New rack-and-pinion steering gives the F-150 a great sense of the road. Steering is precise and on-center feel is superb.

On the inside fabric-covered front seats are wide and comfortable. The instrumentation is large and easy to read and the switchgear is well designed.

A new feature is a modular overhead rail system that allows a buyer to choose from a variety of about five different storage systems. The units, which can include a DVD player and screen, can be moved on the rails from the front-seat area to the back.

Head and legroom in the second row of the SuperCrew are excellent allowing five passengers to reside in comfort.
Nearly every passenger who rode in the truck commented on how easy it was to enter. Step-in height has been lowered to a more reasonable level in the 4X4 models; an important attribute for some of us larger and older types.

But the new Ford is not perfect. For instance, why doesn’t Ford offer a full-time all-wheel drive option such as its chief competitor General Motors? A full-time system is available in other Ford products including the Expedition. So far the question has gone unanswered.

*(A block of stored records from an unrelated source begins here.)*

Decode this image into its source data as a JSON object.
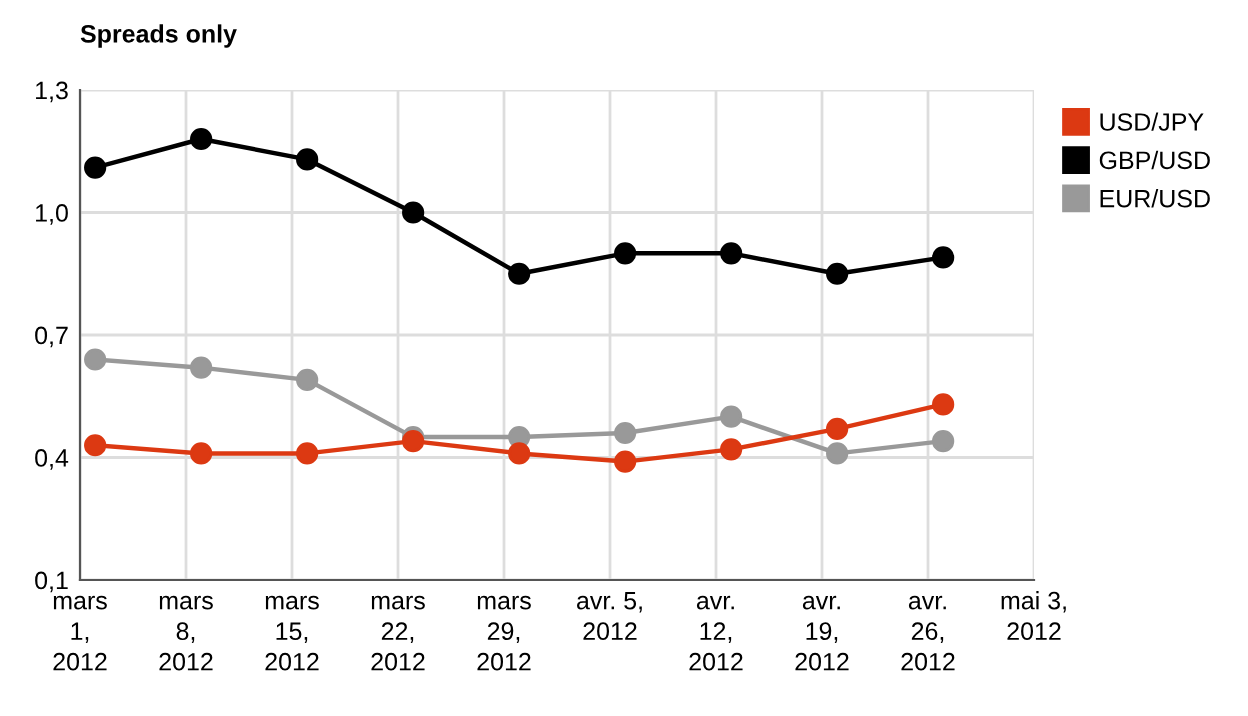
{
  "chart_data": {
    "type": "line",
    "title": "Spreads only",
    "x": [
      "2012-03-02",
      "2012-03-09",
      "2012-03-16",
      "2012-03-23",
      "2012-03-30",
      "2012-04-06",
      "2012-04-13",
      "2012-04-20",
      "2012-04-27"
    ],
    "series": [
      {
        "name": "USD/JPY",
        "color": "#dc3912",
        "values": [
          0.43,
          0.41,
          0.41,
          0.44,
          0.41,
          0.39,
          0.42,
          0.47,
          0.53
        ]
      },
      {
        "name": "GBP/USD",
        "color": "#000000",
        "values": [
          1.11,
          1.18,
          1.13,
          1.0,
          0.85,
          0.9,
          0.9,
          0.85,
          0.89
        ]
      },
      {
        "name": "EUR/USD",
        "color": "#999999",
        "values": [
          0.64,
          0.62,
          0.59,
          0.45,
          0.45,
          0.46,
          0.5,
          0.41,
          0.44
        ]
      }
    ],
    "xlim": [
      "2012-03-01",
      "2012-05-03"
    ],
    "xticks": [
      {
        "value": "2012-03-01",
        "label": "mars\n1,\n2012"
      },
      {
        "value": "2012-03-08",
        "label": "mars\n8,\n2012"
      },
      {
        "value": "2012-03-15",
        "label": "mars\n15,\n2012"
      },
      {
        "value": "2012-03-22",
        "label": "mars\n22,\n2012"
      },
      {
        "value": "2012-03-29",
        "label": "mars\n29,\n2012"
      },
      {
        "value": "2012-04-05",
        "label": "avr. 5,\n2012\n"
      },
      {
        "value": "2012-04-12",
        "label": "avr.\n12,\n2012"
      },
      {
        "value": "2012-04-19",
        "label": "avr.\n19,\n2012"
      },
      {
        "value": "2012-04-26",
        "label": "avr.\n26,\n2012"
      },
      {
        "value": "2012-05-03",
        "label": "mai 3,\n2012\n"
      }
    ],
    "ylim": [
      0.1,
      1.3
    ],
    "yticks": [
      {
        "value": 0.1,
        "label": "0,1"
      },
      {
        "value": 0.4,
        "label": "0,4"
      },
      {
        "value": 0.7,
        "label": "0,7"
      },
      {
        "value": 1.0,
        "label": "1,0"
      },
      {
        "value": 1.3,
        "label": "1,3"
      }
    ],
    "grid": true,
    "legend": "top right",
    "marker": "circle",
    "line_style": "solid"
  }
}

Also a 5-speed automatic transmission would surely have improved the overall performance and gas mileage of its truck. While virtually every all-new product has a 5-speed transmission these days, Ford has elected to carry on with a 4-speed. Only somewhat convincingly do Ford engineers plead that the hefty 4-speed is indeed the correct choice. Perhaps an upgrade will come in the near future.

One strange omission on an otherwise well-thought-out interior is the lack of overhead grab handles. There are handles on the doorframes to help people climb in, but none overhead.

But we have to stretch to be very critical of this noteworthy new product. For the most part, Ford has made some mighty good decisions and has produced an industry-leading truck that will have the competition playing catch-up. Ford is counting on it.